Learning to instruct a computer with drag and drop modules is a fantastic way to develop the underlying logic for coding. However, there are significant benefits for going beyond the drag and drop programming to using languages such as Java, Python and Javascript. The additional functionality of these languages allows for them to solve problems in more areas than the drag and drop languages.

When Should a Student Begin Learning to Code?

Coding ClassDrag and drop programming is very accessible to middle school age students. Having taught the scripted languages for many years to 6th to 12th grade students, I have found there are some aspects that make Java and other scripted languages difficult for some middle school aged students.

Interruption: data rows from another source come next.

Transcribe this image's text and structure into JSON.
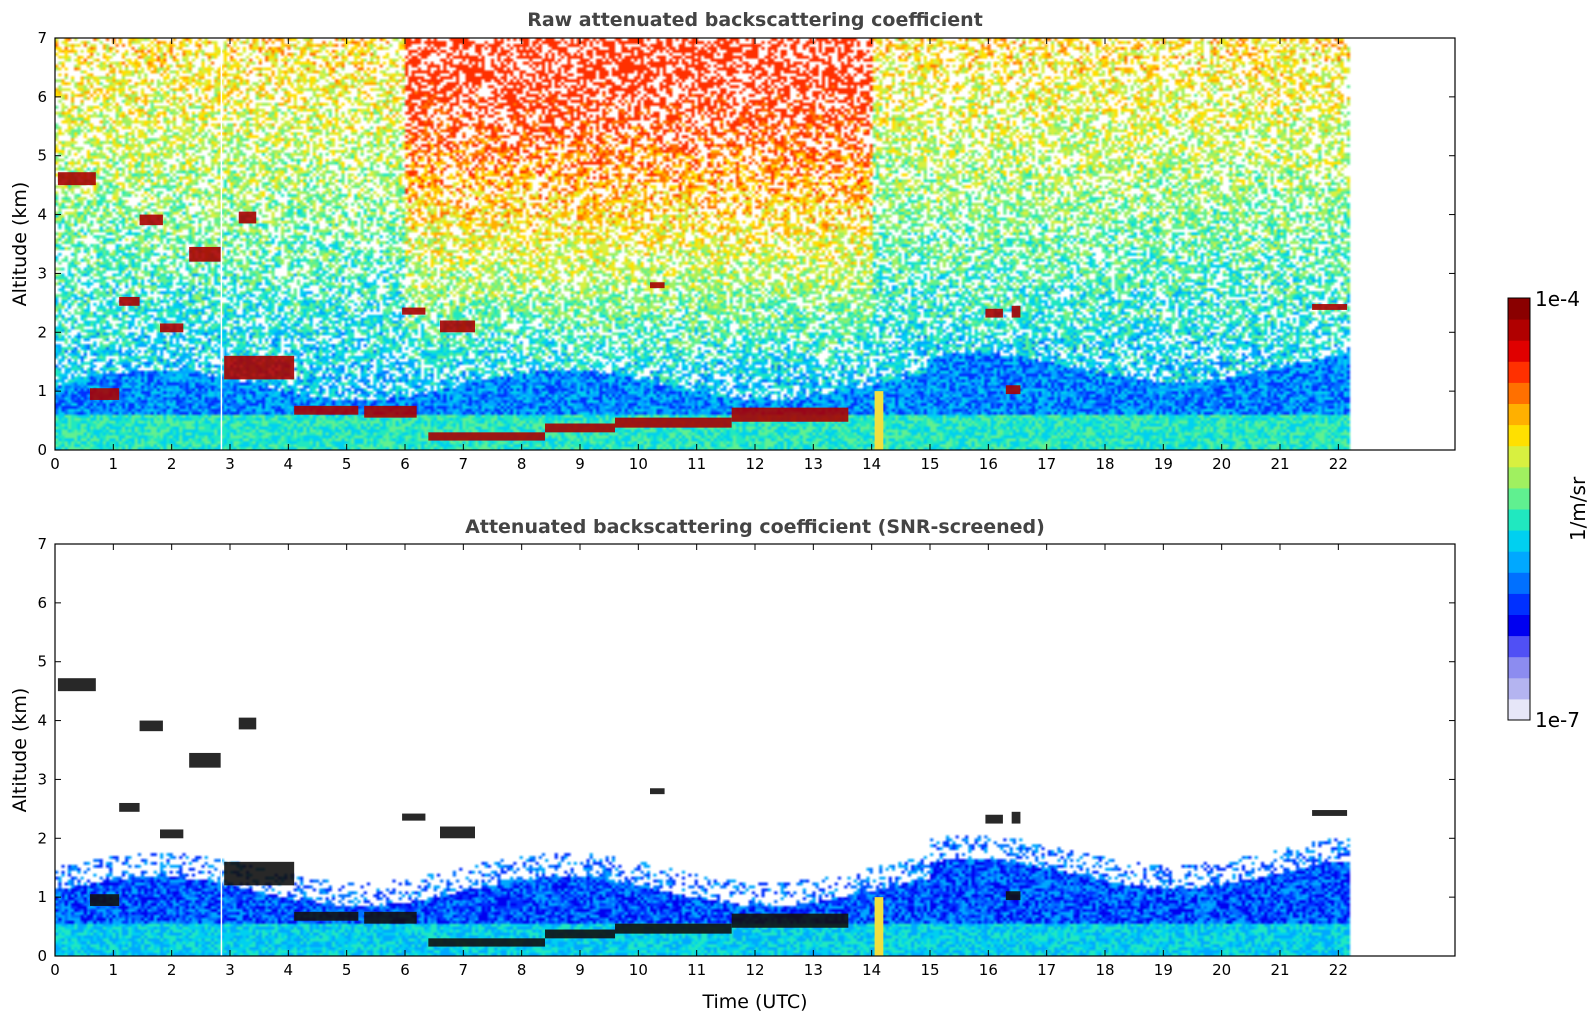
{
  "chart_data": [
    {
      "type": "heatmap",
      "title": "Raw attenuated backscattering coefficient",
      "xlabel": "",
      "ylabel": "Altitude (km)",
      "xlim": [
        0,
        24
      ],
      "ylim": [
        0,
        7
      ],
      "xticks": [
        0,
        1,
        2,
        3,
        4,
        5,
        6,
        7,
        8,
        9,
        10,
        11,
        12,
        13,
        14,
        15,
        16,
        17,
        18,
        19,
        20,
        21,
        22
      ],
      "yticks": [
        0,
        1,
        2,
        3,
        4,
        5,
        6,
        7
      ],
      "data_extent_hours": [
        0,
        22.2
      ],
      "screened": false
    },
    {
      "type": "heatmap",
      "title": "Attenuated backscattering coefficient (SNR-screened)",
      "xlabel": "Time (UTC)",
      "ylabel": "Altitude (km)",
      "xlim": [
        0,
        24
      ],
      "ylim": [
        0,
        7
      ],
      "xticks": [
        0,
        1,
        2,
        3,
        4,
        5,
        6,
        7,
        8,
        9,
        10,
        11,
        12,
        13,
        14,
        15,
        16,
        17,
        18,
        19,
        20,
        21,
        22
      ],
      "yticks": [
        0,
        1,
        2,
        3,
        4,
        5,
        6,
        7
      ],
      "data_extent_hours": [
        0,
        22.2
      ],
      "screened": true
    }
  ],
  "colorbar": {
    "label": "1/m/sr",
    "min_label": "1e-7",
    "max_label": "1e-4",
    "scale": "log",
    "colors": [
      "#e6e6f8",
      "#b4b4f0",
      "#8c8cf0",
      "#5050f5",
      "#0000f0",
      "#0030ff",
      "#0070ff",
      "#00a8ff",
      "#00d0f0",
      "#20e8c0",
      "#60f090",
      "#a0f060",
      "#d8f040",
      "#ffe000",
      "#ffb000",
      "#ff7000",
      "#ff3000",
      "#e00000",
      "#b00000",
      "#8a0000"
    ]
  },
  "features": {
    "clouds": [
      {
        "t0": 0.05,
        "t1": 0.7,
        "z0": 4.5,
        "z1": 4.72
      },
      {
        "t0": 1.45,
        "t1": 1.85,
        "z0": 3.82,
        "z1": 4.0
      },
      {
        "t0": 2.3,
        "t1": 2.85,
        "z0": 3.2,
        "z1": 3.45
      },
      {
        "t0": 3.15,
        "t1": 3.45,
        "z0": 3.85,
        "z1": 4.05
      },
      {
        "t0": 1.1,
        "t1": 1.45,
        "z0": 2.45,
        "z1": 2.6
      },
      {
        "t0": 1.8,
        "t1": 2.2,
        "z0": 2.0,
        "z1": 2.15
      },
      {
        "t0": 5.95,
        "t1": 6.35,
        "z0": 2.3,
        "z1": 2.42
      },
      {
        "t0": 6.6,
        "t1": 7.2,
        "z0": 2.0,
        "z1": 2.2
      },
      {
        "t0": 10.2,
        "t1": 10.45,
        "z0": 2.75,
        "z1": 2.85
      },
      {
        "t0": 15.95,
        "t1": 16.25,
        "z0": 2.25,
        "z1": 2.4
      },
      {
        "t0": 16.4,
        "t1": 16.55,
        "z0": 2.25,
        "z1": 2.45
      },
      {
        "t0": 21.55,
        "t1": 22.15,
        "z0": 2.38,
        "z1": 2.48
      },
      {
        "t0": 0.6,
        "t1": 1.1,
        "z0": 0.85,
        "z1": 1.05
      },
      {
        "t0": 2.9,
        "t1": 4.1,
        "z0": 1.2,
        "z1": 1.6
      },
      {
        "t0": 4.1,
        "t1": 5.2,
        "z0": 0.6,
        "z1": 0.75
      },
      {
        "t0": 5.3,
        "t1": 6.2,
        "z0": 0.55,
        "z1": 0.75
      },
      {
        "t0": 6.4,
        "t1": 8.4,
        "z0": 0.16,
        "z1": 0.3
      },
      {
        "t0": 8.4,
        "t1": 9.6,
        "z0": 0.3,
        "z1": 0.45
      },
      {
        "t0": 9.6,
        "t1": 11.6,
        "z0": 0.38,
        "z1": 0.55
      },
      {
        "t0": 11.6,
        "t1": 13.6,
        "z0": 0.48,
        "z1": 0.72
      },
      {
        "t0": 16.3,
        "t1": 16.55,
        "z0": 0.95,
        "z1": 1.1
      }
    ]
  }
}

I wouldn’t hesitate in signing up a typical high school student for a course on learning a scripted language. However, middle schoolers can struggle. Generally speaking, 6th grade is a real stretch, and predicting success for 7th and 8th graders can be difficult. In my experience, the biggest challenge for younger students is their ability to “stick to it”. If a child tends to not follow through on challenging math problems or completing writing assignments until they have been reworked properly, on their own, it is likely they will find a Java or Python course very difficult. If the student generally gets their work done without significant reminders and tends to solve appropriate math problems on their own and they work on their writing assignments until they are acceptable for the grade level with just a few “normal” reminders they should do just fine.

Another aspect to consider is how your child handles ambiguity when you compare them to other children their age. For example, can they take on chores around the house that are not fully defined by you or another person in authority? Can they problem solve on their own when a situation arises that is different than anticipated. Or, do they need tend to just stop working on the task and say “I don’t know what to do.” Coding always involves a degree of decision making that is somewhat beyond that of other courses I teach in the math and science areas.

Getting Started With Computer Coding

There are many ways to help young learners discover the world of computer coding. One great resource is the hour of code site “hourofcode.com”. Happy coding!!

Ken Gunther has worked as an educator for over three decades in a career that spans teaching computer programming, math and science as well as leadership roles as technology coordinator, IB Diploma Coordinator and head of school. While he and his wife, Charmaine, raised their three children, they worked at schools in Kenya, South Korea and most recently Ethiopia.

Ken has helped numerous students succeed in their pursuit of a career in Computer Science. His classes weave together learning activities with direct instruction, sharing of knowledge and independent learning.